The board seemed to lean toward ensuring that the footprint of the project, being so fluid, would stay away from homeowners’ and businesses’ closest horizons, and the project would limit the noise and the back and forth of equipment. But Miklos initially still wanted immediate approval. Other board members disagreed.
“At the least we owe the speakers some more time. We heard that they heard about it August 20,” Allan Roberts, another member of the water management district board, said. “I think we need to continue this.”
Miklos was suggesting approval followed by negotiations with residents.
“You can’t go ahead and approve it , if they don’t like it, well, it’s already approved,” Roberts said. “You’ve got to negotiate in good faith. You can’t approve something and then go educate and inform.”
“That’s not what I’m proposing,” Miklos said.
“How do you approve it then? Approving it is not approving it?” Roberts said.
But the mood in the room was shifting, with the staff leading the way. “I understand I was asking the people in the room to trust us, and it’s a really big ask, I understand, that’s not going to work, because we’ve never worked together,” said Gian Basili, a biologist for the U.S Fish and Wildlife Service’s Coastal Program. But he agreed: “We will not advance the project in any way until we’ve had adequate stakeholder meetings where we refine the design and try–we’re not going to make everybody happy but we do a sincere effort to bring all the issues up front and try to address them, and then bring it back to you all so you can see the results of that, and then you can make the decision if it’s been adequate enough to advance.”
“You all know the nuances of your land, and that’s important, that’s what makes the best design for everyone,” Ron Howse, another board member, told the audience.

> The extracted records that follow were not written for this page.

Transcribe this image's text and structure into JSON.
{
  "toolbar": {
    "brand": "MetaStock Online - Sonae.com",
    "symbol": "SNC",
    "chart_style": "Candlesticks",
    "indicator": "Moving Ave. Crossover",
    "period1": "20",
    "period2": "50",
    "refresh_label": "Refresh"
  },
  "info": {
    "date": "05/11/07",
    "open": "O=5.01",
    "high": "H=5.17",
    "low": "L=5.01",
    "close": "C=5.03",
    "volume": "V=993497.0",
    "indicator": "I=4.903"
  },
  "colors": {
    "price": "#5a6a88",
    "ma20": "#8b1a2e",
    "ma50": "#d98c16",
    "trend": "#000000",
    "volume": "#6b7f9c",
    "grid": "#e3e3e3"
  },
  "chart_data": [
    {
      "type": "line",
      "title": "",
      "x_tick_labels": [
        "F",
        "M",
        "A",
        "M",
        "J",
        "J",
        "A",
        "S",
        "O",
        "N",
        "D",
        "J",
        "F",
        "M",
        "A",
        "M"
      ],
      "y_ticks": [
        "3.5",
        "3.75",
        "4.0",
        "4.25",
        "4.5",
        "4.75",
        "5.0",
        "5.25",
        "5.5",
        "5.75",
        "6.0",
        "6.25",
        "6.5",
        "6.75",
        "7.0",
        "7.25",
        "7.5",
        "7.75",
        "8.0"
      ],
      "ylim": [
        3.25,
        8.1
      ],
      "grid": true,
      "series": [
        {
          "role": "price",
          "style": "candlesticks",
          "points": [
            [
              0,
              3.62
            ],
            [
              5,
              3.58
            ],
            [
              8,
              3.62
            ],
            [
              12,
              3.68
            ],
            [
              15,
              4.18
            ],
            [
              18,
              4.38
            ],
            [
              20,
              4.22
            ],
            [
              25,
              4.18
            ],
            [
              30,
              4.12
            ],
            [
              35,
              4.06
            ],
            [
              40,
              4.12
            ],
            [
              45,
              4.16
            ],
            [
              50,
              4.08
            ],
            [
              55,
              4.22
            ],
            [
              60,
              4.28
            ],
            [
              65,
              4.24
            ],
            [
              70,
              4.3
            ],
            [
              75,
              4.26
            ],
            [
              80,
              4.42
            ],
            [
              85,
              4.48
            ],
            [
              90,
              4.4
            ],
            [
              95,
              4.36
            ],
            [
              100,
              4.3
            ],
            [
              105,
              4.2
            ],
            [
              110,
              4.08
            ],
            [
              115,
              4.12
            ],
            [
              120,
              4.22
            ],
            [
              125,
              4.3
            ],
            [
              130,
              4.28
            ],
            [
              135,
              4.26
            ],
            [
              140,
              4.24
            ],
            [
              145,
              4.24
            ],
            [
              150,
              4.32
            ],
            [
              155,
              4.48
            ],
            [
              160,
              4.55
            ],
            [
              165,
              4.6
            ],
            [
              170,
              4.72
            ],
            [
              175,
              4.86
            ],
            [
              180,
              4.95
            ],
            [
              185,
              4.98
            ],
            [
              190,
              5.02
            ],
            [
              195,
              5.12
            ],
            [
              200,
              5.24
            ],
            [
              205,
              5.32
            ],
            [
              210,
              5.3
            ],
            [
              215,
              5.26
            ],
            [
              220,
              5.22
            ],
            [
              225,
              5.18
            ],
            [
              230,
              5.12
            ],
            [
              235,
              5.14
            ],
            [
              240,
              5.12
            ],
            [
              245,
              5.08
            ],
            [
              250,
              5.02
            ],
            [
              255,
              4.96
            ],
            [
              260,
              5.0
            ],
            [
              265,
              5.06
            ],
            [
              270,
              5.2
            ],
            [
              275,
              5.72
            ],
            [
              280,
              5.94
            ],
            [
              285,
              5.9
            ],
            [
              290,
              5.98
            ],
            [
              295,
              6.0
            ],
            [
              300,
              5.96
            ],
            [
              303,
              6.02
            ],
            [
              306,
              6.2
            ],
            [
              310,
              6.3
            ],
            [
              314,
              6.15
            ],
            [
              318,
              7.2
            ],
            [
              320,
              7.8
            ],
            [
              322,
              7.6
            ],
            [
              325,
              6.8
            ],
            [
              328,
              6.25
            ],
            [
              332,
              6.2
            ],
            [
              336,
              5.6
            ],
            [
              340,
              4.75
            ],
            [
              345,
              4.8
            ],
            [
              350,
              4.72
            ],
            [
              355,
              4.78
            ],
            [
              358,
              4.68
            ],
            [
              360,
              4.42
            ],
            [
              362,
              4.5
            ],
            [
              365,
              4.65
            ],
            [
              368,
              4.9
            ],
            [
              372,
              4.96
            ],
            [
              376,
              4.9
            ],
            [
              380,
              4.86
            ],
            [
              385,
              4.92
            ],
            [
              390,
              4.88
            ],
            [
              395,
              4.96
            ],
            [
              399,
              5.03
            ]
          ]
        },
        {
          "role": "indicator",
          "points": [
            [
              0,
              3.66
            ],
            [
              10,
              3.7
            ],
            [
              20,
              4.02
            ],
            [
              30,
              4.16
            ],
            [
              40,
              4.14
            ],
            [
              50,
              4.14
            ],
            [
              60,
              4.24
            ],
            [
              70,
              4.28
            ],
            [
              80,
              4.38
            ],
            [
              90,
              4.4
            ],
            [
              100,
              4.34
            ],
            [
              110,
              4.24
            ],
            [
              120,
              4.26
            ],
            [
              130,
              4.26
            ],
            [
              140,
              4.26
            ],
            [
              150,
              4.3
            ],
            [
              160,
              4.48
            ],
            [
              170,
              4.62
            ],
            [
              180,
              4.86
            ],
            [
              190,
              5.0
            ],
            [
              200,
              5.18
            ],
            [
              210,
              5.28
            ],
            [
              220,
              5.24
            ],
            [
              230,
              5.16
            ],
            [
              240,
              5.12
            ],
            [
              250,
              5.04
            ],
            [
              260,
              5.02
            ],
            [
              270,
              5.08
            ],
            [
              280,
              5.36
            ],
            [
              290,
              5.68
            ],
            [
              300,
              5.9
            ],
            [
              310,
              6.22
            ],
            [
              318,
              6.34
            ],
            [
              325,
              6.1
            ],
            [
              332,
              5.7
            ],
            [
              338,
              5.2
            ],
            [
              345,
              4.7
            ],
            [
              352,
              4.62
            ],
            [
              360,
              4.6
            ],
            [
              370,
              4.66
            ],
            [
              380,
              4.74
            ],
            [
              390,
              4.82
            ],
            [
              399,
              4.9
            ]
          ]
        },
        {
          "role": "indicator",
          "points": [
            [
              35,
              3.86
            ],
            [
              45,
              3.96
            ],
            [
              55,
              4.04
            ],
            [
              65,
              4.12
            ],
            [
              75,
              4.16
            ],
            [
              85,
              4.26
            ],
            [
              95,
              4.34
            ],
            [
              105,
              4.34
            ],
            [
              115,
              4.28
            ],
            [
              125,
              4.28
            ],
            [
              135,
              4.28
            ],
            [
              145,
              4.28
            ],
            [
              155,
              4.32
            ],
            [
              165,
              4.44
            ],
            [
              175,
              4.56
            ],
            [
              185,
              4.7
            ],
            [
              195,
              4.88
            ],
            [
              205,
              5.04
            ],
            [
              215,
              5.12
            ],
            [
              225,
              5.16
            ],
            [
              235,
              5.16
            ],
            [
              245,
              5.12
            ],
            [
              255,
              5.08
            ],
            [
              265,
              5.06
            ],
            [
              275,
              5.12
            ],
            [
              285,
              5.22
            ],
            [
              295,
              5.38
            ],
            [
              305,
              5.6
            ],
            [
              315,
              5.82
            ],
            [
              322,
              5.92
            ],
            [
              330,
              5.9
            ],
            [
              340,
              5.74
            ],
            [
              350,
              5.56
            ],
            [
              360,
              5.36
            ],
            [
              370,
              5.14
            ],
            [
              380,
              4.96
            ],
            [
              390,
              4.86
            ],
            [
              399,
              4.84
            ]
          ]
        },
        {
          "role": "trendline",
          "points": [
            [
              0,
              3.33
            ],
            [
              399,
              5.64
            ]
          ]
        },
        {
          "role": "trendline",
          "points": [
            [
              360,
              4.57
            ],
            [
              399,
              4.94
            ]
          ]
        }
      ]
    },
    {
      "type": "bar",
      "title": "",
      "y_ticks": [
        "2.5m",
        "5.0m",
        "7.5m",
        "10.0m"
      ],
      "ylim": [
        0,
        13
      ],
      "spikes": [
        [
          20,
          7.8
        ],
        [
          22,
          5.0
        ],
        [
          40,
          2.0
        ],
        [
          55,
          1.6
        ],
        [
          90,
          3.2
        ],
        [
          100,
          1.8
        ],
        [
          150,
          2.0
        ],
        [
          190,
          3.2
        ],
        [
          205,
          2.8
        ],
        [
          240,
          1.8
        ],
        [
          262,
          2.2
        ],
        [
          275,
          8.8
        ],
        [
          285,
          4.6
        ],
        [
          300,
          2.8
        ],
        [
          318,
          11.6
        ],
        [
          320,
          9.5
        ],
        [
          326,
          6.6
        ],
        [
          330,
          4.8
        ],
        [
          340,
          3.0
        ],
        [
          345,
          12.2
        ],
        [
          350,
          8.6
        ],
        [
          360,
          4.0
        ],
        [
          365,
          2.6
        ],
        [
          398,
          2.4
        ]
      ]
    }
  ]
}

After the unanimous vote to approve the contract but not the work, Fred Roberts Jr., the vice chairman of the panel, delivered an oddly patronizing coda to the audience, which had been forcefully courteous throughout: “This is your opportunity to now engage in thoughtful dialogue related to this,” Roberts told the audience, seemingly dismissing the district’s failure to have engaged that very group of people until then. “Obviously this is a project which those people responsible for the state of Florida believe is beneficial to the ecological system at issue. You know, be thoughtful in that dialogue. It certainly carries a lot more weight, as opposed to, not in my backyard. That’s just my opinion.”
Miklos was more respectful of the audience. “I did appreciate your passion for this issue,” he told the audience, saying it was a first for the board. “This is something different, this is something new, I look forward to the input from the stakeholders” and the search for a middle ground.